Record yields and trade wars weigh on producers' outlook for future.

Krissa Welshans 1

October 2, 2018

4 Min Read
rural countryside with storm clouds

Trade wars and falling commodity prices are weighing on the minds of agricultural producers, according to latest Purdue University/CME Group Ag Economy Barometer reading.

Producer sentiment dropped to its lowest level since October 2016 due to concerns over worsening farm financial conditions. The September barometer reading, which is based on 400 agricultural producers from across the country, was 114, down 15 points since August.

Large declines were also seen in the barometer's two sub-indices: the Index of Future Expectations, which fell 10 points, and the Index of Current Conditions, which fell 25 points compared to their respective August readings.

"The barometer readings have been unusually volatile over the past few months," said James Mintert, the barometer's principal investigator and director of Purdue's Center for Commercial Agriculture. "Concerns about the ongoing impact of trade conflicts, and especially China's tariffs on imports of U.S. ag products, continue to reverberate throughout the U.S. agricultural sector."

Exacerbating concerns about the impact of China’s tariffs on agricultural products were unusually favorable weather conditions this summer that have led to record yields and large domestic supplies for corn and soybeans, the report noted.

“Prices for both fall-harvested crops experienced large price declines since June 1, with nearby corn futures declining 12% and nearby soybean futures declining 19%,” the results noted. “The futures price declines were accentuated by unusually negative basis values for both commodities, especially soybeans, pushing cash prices down even further.”

According to the results, producers indicated that financial conditions on their farms deteriorated significantly as 2018 unfolded; their expectations for the future also weakened. In September, 54% of farmers surveyed said their farm's financial condition was worse than a year earlier, up from 38% who felt that way in June. The September survey also indicated that 33% of producers expect their farm's financial condition to be worse a year from now, up 15 points compared to responses received to the same question in June.

Trade conflicts and tariffs continue to be a source of angst among U.S. farmers, the results showed. When asked whether they expect trade conflicts to lower their farm's net income, more than 70% of producers surveyed said they expect lower income in 2018 because of trade disruptions, with a large majority of respondents saying they expect an income decline of more than 10%.

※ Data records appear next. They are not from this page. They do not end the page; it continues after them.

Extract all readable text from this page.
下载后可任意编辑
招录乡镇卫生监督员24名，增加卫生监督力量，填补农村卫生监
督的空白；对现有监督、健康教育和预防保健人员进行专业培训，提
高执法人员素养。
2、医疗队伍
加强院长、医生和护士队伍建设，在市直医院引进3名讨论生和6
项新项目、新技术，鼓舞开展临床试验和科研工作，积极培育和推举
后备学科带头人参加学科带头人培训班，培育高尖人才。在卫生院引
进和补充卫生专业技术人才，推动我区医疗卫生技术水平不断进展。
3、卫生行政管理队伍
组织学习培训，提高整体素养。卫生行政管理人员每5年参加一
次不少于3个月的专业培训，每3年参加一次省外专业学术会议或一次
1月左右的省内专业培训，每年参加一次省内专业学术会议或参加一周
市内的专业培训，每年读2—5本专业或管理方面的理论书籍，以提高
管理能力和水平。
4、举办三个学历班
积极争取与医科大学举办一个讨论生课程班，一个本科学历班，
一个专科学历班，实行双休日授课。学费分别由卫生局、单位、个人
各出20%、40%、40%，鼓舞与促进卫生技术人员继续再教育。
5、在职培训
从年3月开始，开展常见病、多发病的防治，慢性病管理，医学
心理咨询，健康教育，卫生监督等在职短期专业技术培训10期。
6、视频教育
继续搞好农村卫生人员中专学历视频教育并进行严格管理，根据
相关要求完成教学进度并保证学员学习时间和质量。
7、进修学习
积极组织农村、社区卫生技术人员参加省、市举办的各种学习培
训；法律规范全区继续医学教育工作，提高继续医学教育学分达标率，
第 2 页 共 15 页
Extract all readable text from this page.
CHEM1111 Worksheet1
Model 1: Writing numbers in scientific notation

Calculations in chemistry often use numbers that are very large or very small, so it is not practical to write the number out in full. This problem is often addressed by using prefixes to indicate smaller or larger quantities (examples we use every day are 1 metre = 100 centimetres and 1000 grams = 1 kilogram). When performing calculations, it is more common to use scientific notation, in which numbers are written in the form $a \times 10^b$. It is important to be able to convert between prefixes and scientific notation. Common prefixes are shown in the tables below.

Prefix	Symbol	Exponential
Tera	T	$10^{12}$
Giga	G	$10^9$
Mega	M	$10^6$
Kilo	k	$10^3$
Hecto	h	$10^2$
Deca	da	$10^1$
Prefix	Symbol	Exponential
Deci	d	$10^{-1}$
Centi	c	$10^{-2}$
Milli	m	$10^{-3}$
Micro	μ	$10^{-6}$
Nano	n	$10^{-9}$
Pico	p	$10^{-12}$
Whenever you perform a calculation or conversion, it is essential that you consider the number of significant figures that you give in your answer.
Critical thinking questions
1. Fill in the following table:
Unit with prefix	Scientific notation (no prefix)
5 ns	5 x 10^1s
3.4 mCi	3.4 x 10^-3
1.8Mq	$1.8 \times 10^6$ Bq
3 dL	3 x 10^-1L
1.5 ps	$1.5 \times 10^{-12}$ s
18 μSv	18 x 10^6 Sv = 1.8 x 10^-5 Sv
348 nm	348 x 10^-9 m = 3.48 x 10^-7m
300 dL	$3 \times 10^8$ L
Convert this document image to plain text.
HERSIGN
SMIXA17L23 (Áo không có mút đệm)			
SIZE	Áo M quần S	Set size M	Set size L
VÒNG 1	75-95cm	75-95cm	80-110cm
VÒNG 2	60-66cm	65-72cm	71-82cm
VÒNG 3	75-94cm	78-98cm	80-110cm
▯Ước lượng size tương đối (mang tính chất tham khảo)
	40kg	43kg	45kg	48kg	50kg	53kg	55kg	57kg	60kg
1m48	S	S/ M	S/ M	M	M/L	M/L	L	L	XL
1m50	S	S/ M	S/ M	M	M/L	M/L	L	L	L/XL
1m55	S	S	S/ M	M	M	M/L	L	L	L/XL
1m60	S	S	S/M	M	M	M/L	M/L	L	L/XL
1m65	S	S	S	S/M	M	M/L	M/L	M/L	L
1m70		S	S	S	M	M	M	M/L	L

Farmers plan to store more soybeans

Since soybeans have been one of the commodities hit hardest by China’s import tariffs, the survey asked farmers about their storage plans for the soybean crop currently being harvested. Nearly one-fifth (18%) of soybean growers said they plan to store a greater percentage of their production than usual. Among these, two-thirds said the trade conflict with China is the primary factor influencing their soybean storage decision.

Nearly two-thirds (65%) of growers said they plan to store the same percentage of their soybeans as usual. Growers planning to store the same as or more than usual this fall were asked then asked if they plan to store most of their soybeans until the trade conflict is settled. Although responses to this question were mixed, they did indicate that the trade conflict is skewing some producers’ marketing decisions, as 46% said they plan to store their soybeans until the trade conflict is settled. At the same time, 43% of soybean growers surveyed responded no to this question, and 11% of growers were uncertain about storing soybeans until the conflict is settled.

Bad time for large investments

The negative outlook was particularly noticeable when producers were asked whether now is a good time to make large investments in farm machinery and buildings for their farming operation and on next year's farmland cash rental rates. In September, 78% of respondents said it was a bad time to make large investments, and just 20% said it was a good time to invest -- the lowest combined reading on large farm investments since the barometer launched in October 2015.

Farmers also indicated that worsening farm financial conditions could weigh on farmland cash rental rates in 2019, with nearly two-thirds of farmers surveyed saying they expect to see lower cash rental rates for farmland next year.